Medication-Related Jaw Complications
The most serious dental complication from MM treatment is Medication-Related Osteonecrosis of the Jaw (MRONJ), often linked to bone-strengthening drugs. MM patients frequently receive antiresorptive medications, such as intravenous bisphosphonates (e.g., zoledronic acid or pamidronate) and the RANK-ligand inhibitor denosumab. These drugs prevent skeletal-related events like fractures and spinal cord compression caused by the cancer’s bone destruction.
The mechanism of MRONJ involves potent suppression of osteoclast activity, severely inhibiting the jawbone’s ability to heal and remodel. This lack of healing is problematic because the jaw is constantly exposed to the oral environment and risk of trauma or infection. MRONJ is defined by an area of exposed, necrotic bone in the maxillofacial region that persists for more than eight weeks after exposure to antiresorptive agents. While it can occur spontaneously, the condition is significantly more likely to follow invasive dental procedures, such as tooth extractions or implant placement.
Other MM treatments, including chemotherapy and immunomodulatory drugs, can cause distinct oral side effects. Cytotoxic chemotherapy targets rapidly dividing cells, including the mucosal lining of the mouth. This can lead to oral mucositis, presenting as painful inflammation, redness, and ulcerations. High-dose chemotherapy, such as that used before a stem cell transplant, carries a high risk of inducing severe mucositis.
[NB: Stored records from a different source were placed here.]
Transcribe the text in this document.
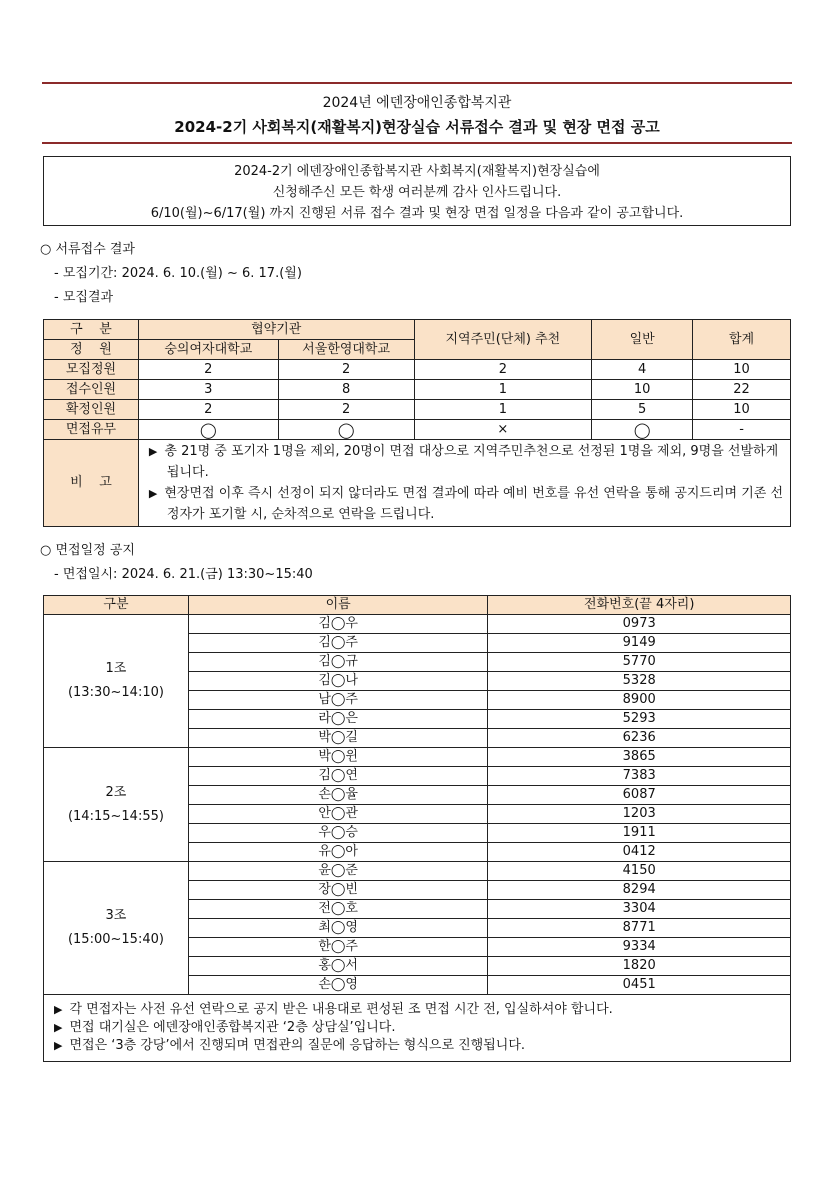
2024년 에덴장애인종합복지관
2024-2기 사회복지(재활복지)현장실습 서류접수 결과 및 현장 면접 공고
2024-2기 에덴장애인종합복지관 사회복지(재활복지)현장실습에
신청해주신 모든 학생 여러분께 감사 인사드립니다.
6/10(월)~6/17(월) 까지 진행된 서류 접수 결과 및 현장 면접 일정을 다음과 같이 공고합니다.
○ 서류접수 결과
- 모집기간: 2024. 6. 10.(월) ~ 6. 17.(월)
- 모집결과
구    분	협약기관		지역주민(단체) 추천	일반	합계
정    원	숭의여자대학교	서울한영대학교			
모집정원	2	2	2	4	10
접수인원	3	8	1	10	22
확정인원	2	2	1	5	10
면접유무	◯	◯	×	◯	-
비    고	▶ 총 21명 중 포기자 1명을 제외, 20명이 면접 대상으로 지역주민추천으로 선정된 1명을 제외, 9명을 선발하게 됩니다.
▶ 현장면접 이후 즉시 선정이 되지 않더라도 면접 결과에 따라 예비 번호를 유선 연락을 통해 공지드리며 기존 선정자가 포기할 시, 순차적으로 연락을 드립니다.				
○ 면접일정 공지
- 면접일시: 2024. 6. 21.(금) 13:30~15:40
구분	이름	전화번호(끝 4자리)

1조
(13:30~14:10)	김◯우	0973
	김◯주	9149
	김◯규	5770
	김◯나	5328
	남◯주	8900
	라◯은	5293
	박◯길	6236

2조
(14:15~14:55)	박◯윈	3865
	김◯연	7383
	손◯율	6087
	안◯관	1203
	우◯승	1911
	유◯아	0412

3조
(15:00~15:40)	윤◯준	4150
	장◯빈	8294
	전◯호	3304
	최◯영	8771
	한◯주	9334
	홍◯서	1820
	손◯영	0451

▶ 각 면접자는 사전 유선 연락으로 공지 받은 내용대로 편성된 조 면접 시간 전, 입실하셔야 합니다.
▶ 면접 대기실은 에덴장애인종합복지관 ‘2층 상담실’입니다.
▶ 면접은 ‘3층 강당’에서 진행되며 면접관의 질문에 응답하는 형식으로 진행됩니다.		
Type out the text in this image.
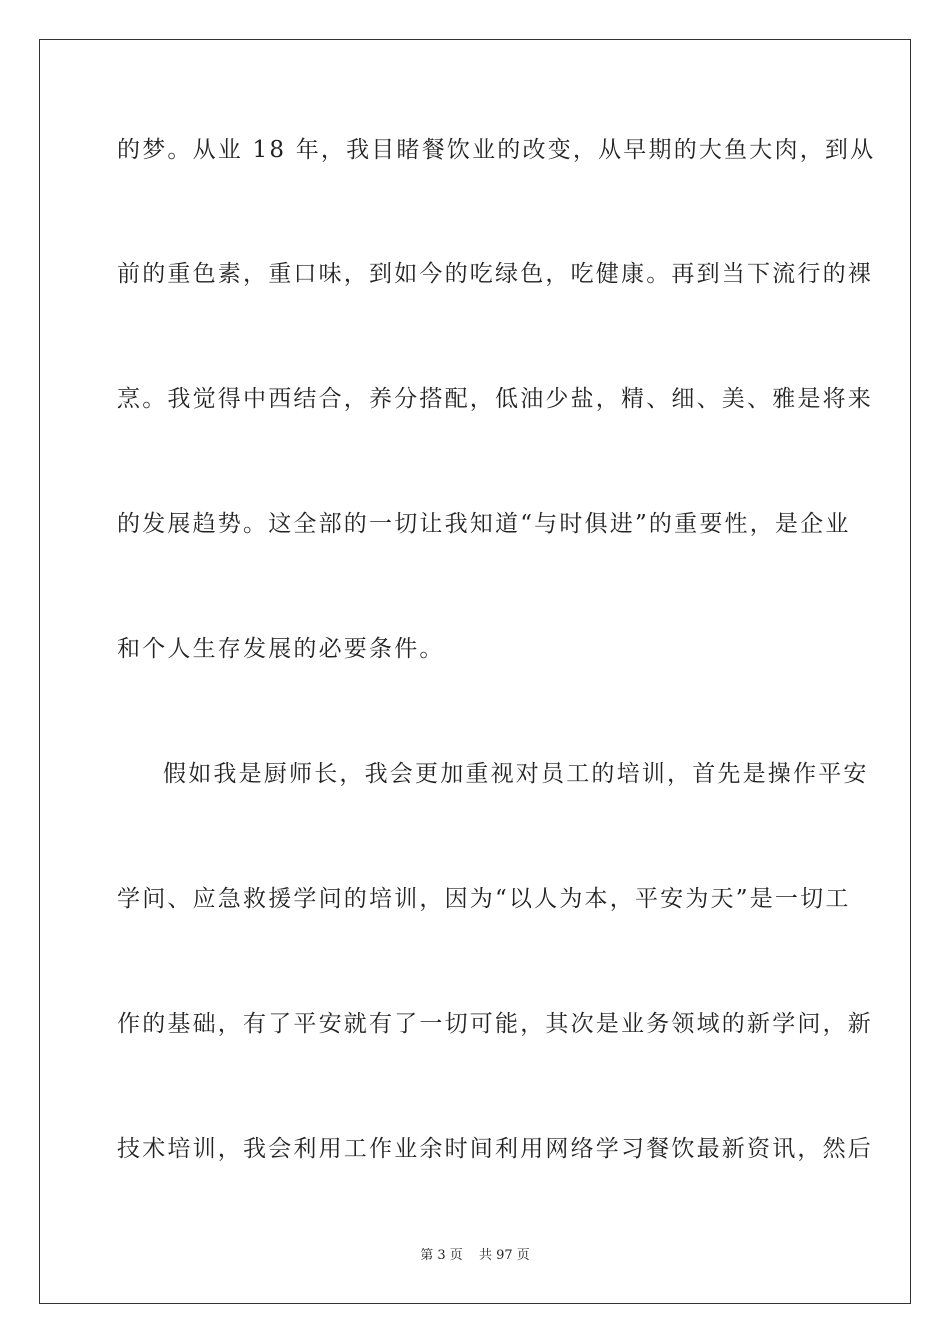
的梦。从业 18 年，我目睹餐饮业的改变，从早期的大鱼大肉，到从
前的重色素，重口味，到如今的吃绿色，吃健康。再到当下流行的裸
烹。我觉得中西结合，养分搭配，低油少盐，精、细、美、雅是将来
的发展趋势。这全部的一切让我知道“与时俱进”的重要性，是企业
和个人生存发展的必要条件。
假如我是厨师长，我会更加重视对员工的培训，首先是操作平安
学问、应急救援学问的培训，因为“以人为本，平安为天”是一切工
作的基础，有了平安就有了一切可能，其次是业务领域的新学问，新
技术培训，我会利用工作业余时间利用网络学习餐饮最新资讯，然后
第 3 页 共 97 页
Chemotherapy can also cause xerostomia (severe dry mouth) by damaging the salivary glands. Reduced saliva flow compromises the mouth’s natural cleansing capacity, significantly increasing the risk for dental decay and fungal infections like candidiasis. Immunosuppression caused by the disease and treatment can also lower the platelet count, resulting in bleeding gums and heightened susceptibility to severe oral infections.
Maintaining Oral Health During Treatment
Preventative dental care is the most effective strategy for mitigating oral complications in MM patients. A comprehensive dental evaluation and treatment of any existing disease must be completed before a patient begins anti-resorptive therapy. This pre-treatment phase should prioritize removing all active or potential sources of infection, including teeth with a poor prognosis or periodontal disease. Invasive procedures like extractions require sufficient time, typically four to eight weeks, to heal completely before the first dose of bone-modifying medication is administered.
Once treatment has begun, the primary objective shifts to minimizing trauma and infection risk. Patients on anti-resorptive drugs should strictly avoid elective invasive procedures, such as extractions, dental implants, and major periodontal surgery. If a tooth requires extraction, the oncologist and dentist must coordinate closely to determine the safest approach, which may involve a temporary discontinuation of the drug, known as a drug holiday.
Meticulous daily oral hygiene is mandatory to reduce the bacterial load and prevent infections that can trigger MRONJ. This includes gentle but thorough brushing and flossing, often supplemented by antimicrobial rinses recommended by the dental team. Proactive management of xerostomia is also important, involving the use of artificial saliva substitutes, moisturizing gels, and frequent sips of water to prevent decay.
Routine, non-invasive procedures like fillings, root canal therapy, and crown placement are generally considered safe and should be encouraged to preserve the teeth. Open communication between the patient’s oncology team and their dentist is necessary to ensure care decisions account for the patient’s MM status and current treatment effects.